Solar drying – and avoiding crop losses
Since time immemorial, small-holder farmers have been drying fruits, beans and other crops with the help of the sun. However, this practice goes along with serious disadvantages. In contrast, solar-PV-powered drying, however, avoids crop losses. Because this technology is still relatively unknown in Ethiopia, Green People´s Energy (GBE) is testing two tunnel drying models that operate with the help of solar-PV.

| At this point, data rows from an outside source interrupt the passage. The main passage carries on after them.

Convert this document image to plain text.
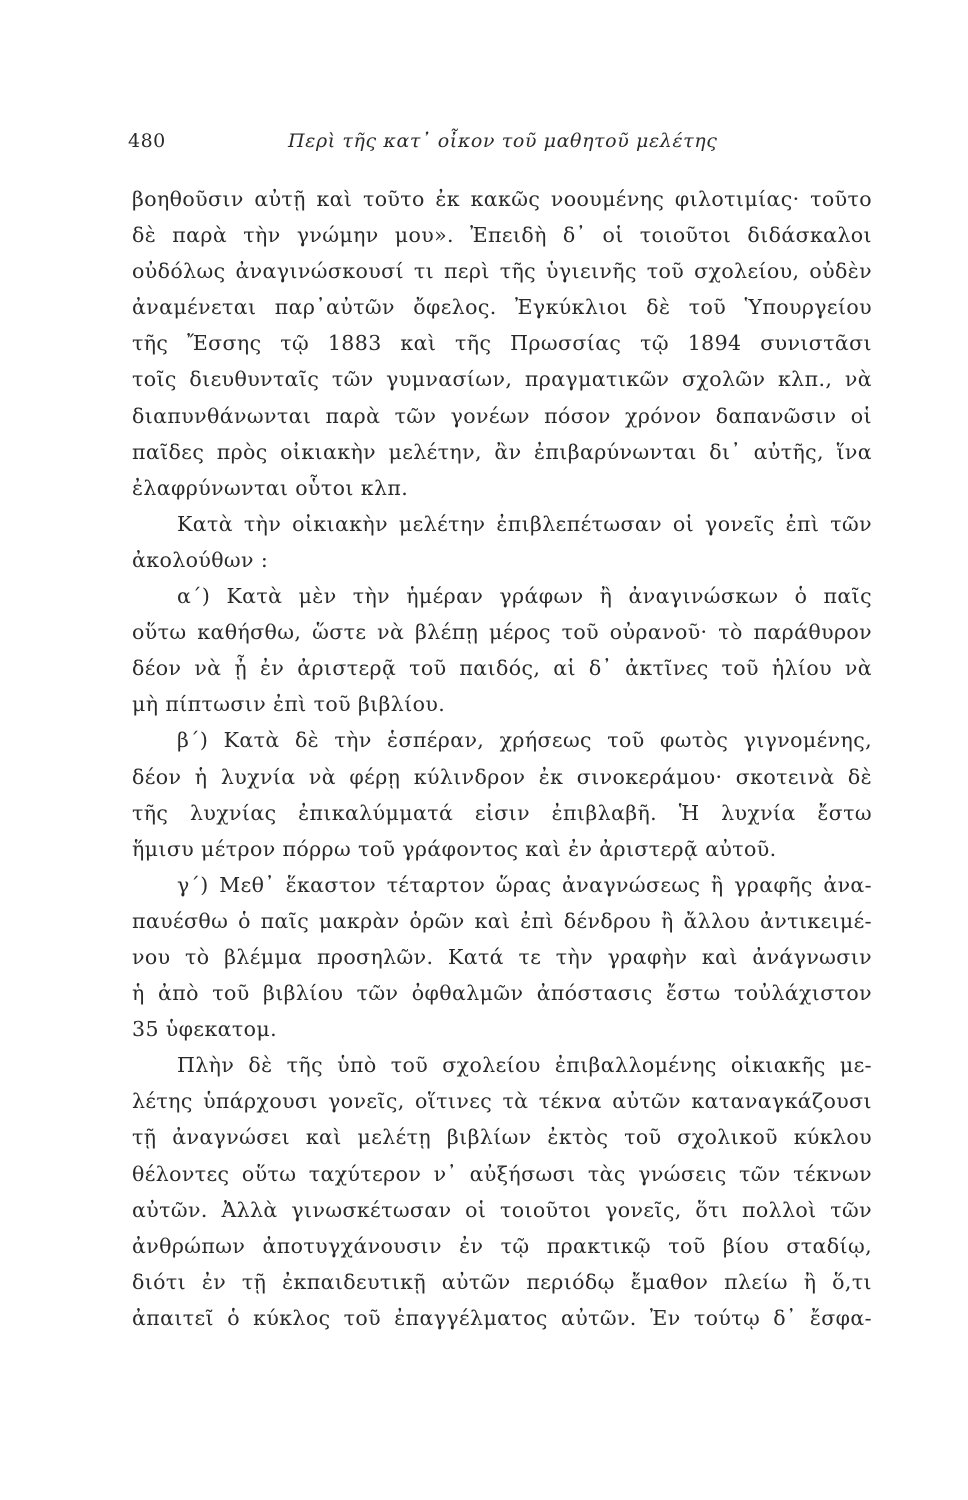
480	Περὶ τῆς κατ᾽ οἶκον τοῦ μαθητοῦ μελέτης
βοηθοῦσιν αὐτῇ καὶ τοῦτο ἐκ κακῶς νοουμένης φιλοτιμίας· τοῦτο
δὲ παρὰ τὴν γνώμην μου». Ἐπειδὴ δ᾽ οἱ τοιοῦτοι διδάσκαλοι
οὐδόλως ἀναγινώσκουσί τι περὶ τῆς ὑγιεινῆς τοῦ σχολείου, οὐδὲν
ἀναμένεται παρ᾽αὐτῶν ὄφελος. Ἐγκύκλιοι δὲ τοῦ Ὑπουργείου
τῆς Ἔσσης τῷ 1883 καὶ τῆς Πρωσσίας τῷ 1894 συνιστᾶσι
τοῖς διευθυνταῖς τῶν γυμνασίων, πραγματικῶν σχολῶν κλπ., νὰ
διαπυνθάνωνται παρὰ τῶν γονέων πόσον χρόνον δαπανῶσιν οἱ
παῖδες πρὸς οἰκιακὴν μελέτην, ἂν ἐπιβαρύνωνται δι᾽ αὐτῆς, ἵνα
ἐλαφρύνωνται οὗτοι κλπ.
Κατὰ τὴν οἰκιακὴν μελέτην ἐπιβλεπέτωσαν οἱ γονεῖς ἐπὶ τῶν
ἀκολούθων :
α΄) Κατὰ μὲν τὴν ἡμέραν γράφων ἢ ἀναγινώσκων ὁ παῖς
οὕτω καθήσθω, ὥστε νὰ βλέπῃ μέρος τοῦ οὐρανοῦ· τὸ παράθυρον
δέον νὰ ᾖ ἐν ἀριστερᾷ τοῦ παιδός, αἱ δ᾽ ἀκτῖνες τοῦ ἡλίου νὰ
μὴ πίπτωσιν ἐπὶ τοῦ βιβλίου.
β΄) Κατὰ δὲ τὴν ἑσπέραν, χρήσεως τοῦ φωτὸς γιγνομένης,
δέον ἡ λυχνία νὰ φέρῃ κύλινδρον ἐκ σινοκεράμου· σκοτεινὰ δὲ
τῆς λυχνίας ἐπικαλύμματά εἰσιν ἐπιβλαβῆ. Ἡ λυχνία ἔστω
ἥμισυ μέτρον πόρρω τοῦ γράφοντος καὶ ἐν ἀριστερᾷ αὐτοῦ.
γ΄) Μεθ᾽ ἕκαστον τέταρτον ὥρας ἀναγνώσεως ἢ γραφῆς ἀνα-
παυέσθω ὁ παῖς μακρὰν ὁρῶν καὶ ἐπὶ δένδρου ἢ ἄλλου ἀντικειμέ-
νου τὸ βλέμμα προσηλῶν. Κατά τε τὴν γραφὴν καὶ ἀνάγνωσιν
ἡ ἀπὸ τοῦ βιβλίου τῶν ὀφθαλμῶν ἀπόστασις ἔστω τοὐλάχιστον
35 ὑφεκατομ.
Πλὴν δὲ τῆς ὑπὸ τοῦ σχολείου ἐπιβαλλομένης οἰκιακῆς με-
λέτης ὑπάρχουσι γονεῖς, οἵτινες τὰ τέκνα αὐτῶν καταναγκάζουσι
τῇ ἀναγνώσει καὶ μελέτῃ βιβλίων ἐκτὸς τοῦ σχολικοῦ κύκλου
θέλοντες οὕτω ταχύτερον ν᾽ αὐξήσωσι τὰς γνώσεις τῶν τέκνων
αὐτῶν. Ἀλλὰ γινωσκέτωσαν οἱ τοιοῦτοι γονεῖς, ὅτι πολλοὶ τῶν
ἀνθρώπων ἀποτυγχάνουσιν ἐν τῷ πρακτικῷ τοῦ βίου σταδίῳ,
διότι ἐν τῇ ἐκπαιδευτικῇ αὐτῶν περιόδῳ ἔμαθον πλείω ἢ ὅ,τι
ἀπαιτεῖ ὁ κύκλος τοῦ ἐπαγγέλματος αὐτῶν. Ἐν τούτῳ δ᾽ ἔσφα-
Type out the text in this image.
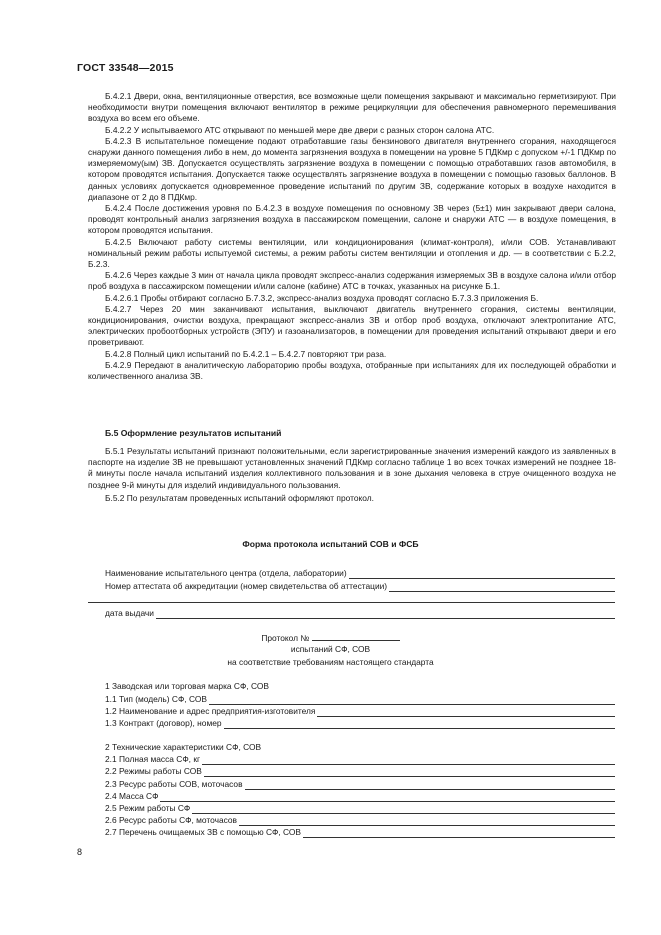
ГОСТ 33548—2015

Б.4.2.1 Двери, окна, вентиляционные отверстия, все возможные щели помещения закрывают и максимально герметизируют. При необходимости внутри помещения включают вентилятор в режиме рециркуляции для обеспечения равномерного перемешивания воздуха во всем его объеме.

Б.4.2.2 У испытываемого АТС открывают по меньшей мере две двери с разных сторон салона АТС.

Б.4.2.3 В испытательное помещение подают отработавшие газы бензинового двигателя внутреннего сгорания, находящегося снаружи данного помещения либо в нем, до момента загрязнения воздуха в помещении на уровне 5 ПДКмр с допуском +/-1 ПДКмр по измеряемому(ым) ЗВ. Допускается осуществлять загрязнение воздуха в помещении с помощью отработавших газов автомобиля, в котором проводятся испытания. Допускается также осуществлять загрязнение воздуха в помещении с помощью газовых баллонов. В данных условиях допускается одновременное проведение испытаний по другим ЗВ, содержание которых в воздухе находится в диапазоне от 2 до 8 ПДКмр.

Б.4.2.4 После достижения уровня по Б.4.2.3 в воздухе помещения по основному ЗВ через (5±1) мин закрывают двери салона, проводят контрольный анализ загрязнения воздуха в пассажирском помещении, салоне и снаружи АТС — в воздухе помещения, в котором проводятся испытания.

Б.4.2.5 Включают работу системы вентиляции, или кондиционирования (климат-контроля), и/или СОВ. Устанавливают номинальный режим работы испытуемой системы, а режим работы систем вентиляции и отопления и др. — в соответствии с Б.2.2, Б.2.3.

Б.4.2.6 Через каждые 3 мин от начала цикла проводят экспресс-анализ содержания измеряемых ЗВ в воздухе салона и/или отбор проб воздуха в пассажирском помещении и/или салоне (кабине) АТС в точках, указанных на рисунке Б.1.

Б.4.2.6.1 Пробы отбирают согласно Б.7.3.2, экспресс-анализ воздуха проводят согласно Б.7.3.3 приложения Б.

Б.4.2.7 Через 20 мин заканчивают испытания, выключают двигатель внутреннего сгорания, системы вентиляции, кондиционирования, очистки воздуха, прекращают экспресс-анализ ЗВ и отбор проб воздуха, отключают электропитание АТС, электрических пробоотборных устройств (ЭПУ) и газоанализаторов, в помещении для проведения испытаний открывают двери и его проветривают.

Б.4.2.8 Полный цикл испытаний по Б.4.2.1 – Б.4.2.7 повторяют три раза.

Б.4.2.9 Передают в аналитическую лабораторию пробы воздуха, отобранные при испытаниях для их последующей обработки и количественного анализа ЗВ.

Б.5 Оформление результатов испытаний

Б.5.1 Результаты испытаний признают положительными, если зарегистрированные значения измерений каждого из заявленных в паспорте на изделие ЗВ не превышают установленных значений ПДКмр согласно таблице 1 во всех точках измерений не позднее 18-й минуты после начала испытаний изделия коллективного пользования и в зоне дыхания человека в струе очищенного воздуха не позднее 9-й минуты для изделий индивидуального пользования.

Б.5.2 По результатам проведенных испытаний оформляют протокол.

Форма протокола испытаний СОВ и ФСБ
Наименование испытательного центра (отдела, лаборатории)
Номер аттестата об аккредитации (номер свидетельства об аттестации)
дата выдачи
Протокол №
испытаний СФ, СОВ
на соответствие требованиям настоящего стандарта
1 Заводская или торговая марка СФ, СОВ
1.1 Тип (модель) СФ, СОВ
1.2 Наименование и адрес предприятия-изготовителя
1.3 Контракт (договор), номер
2 Технические характеристики СФ, СОВ
2.1 Полная масса СФ, кг
2.2 Режимы работы СОВ
2.3 Ресурс работы СОВ, моточасов
2.4 Масса СФ
2.5 Режим работы СФ
2.6 Ресурс работы СФ, моточасов
2.7 Перечень очищаемых ЗВ с помощью СФ, СОВ
8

In Ethiopia, many farmers and smallholders use the sun to dry coffee, apricots, seeds, beans or fruits. To do this, they spread out their fruits on tarpaulins, turn them over regularly and hope that moisture will not ruin their efforts.
However, this age-old technique has serious drawbacks, Walelign Girm Teka knows: “The biggest disadvantage of conventional air drying is crop loss. It can also lead to uneven moisture content in agricultural produce, resulting in lower income for farmers,” says the agricultural engineer of WGT consulting. “In addition, birds and rodents steal fruits and seeds, and these can also transmit diseases through them,” Teka adds.
But there are alternatives at hand: Solar-PV-powered tunnel drying, for example, is an innovative and proven solution. In the tunnel, the fruit dries with the help of a solar-powered fan, and the crop is well protected inside.
Since this technology is still quite unknown in Ethiopia, GBE)has decided to test two different types of solar tunnel dryers in rural Ethiopia. In doing so, it is collaborating with two other GIZ-implemented projects: Green Innovation Centers for the Food and Agriculture Sector and Supporting Sustainable Agricultural Productivity.
Partners in these field trials are seed-producing cooperatives. Agricultural research centers have also received some of these solar tunnel dryers as well. They will scientifically analyze and compare both types of dryers. At the end, they plan to make a recommendation. “We will not only use them for simple drying, but also record the duration of drying time of different crops,” says Fekede Tenna, research director, Holeta Agricultural Research Center. Through the field-testing as well as the scientifically underpinned research of the solar-PV tunnel dryers, it is hoped that a case for replication and upscaling can be made for the Ethiopian agricultural sector.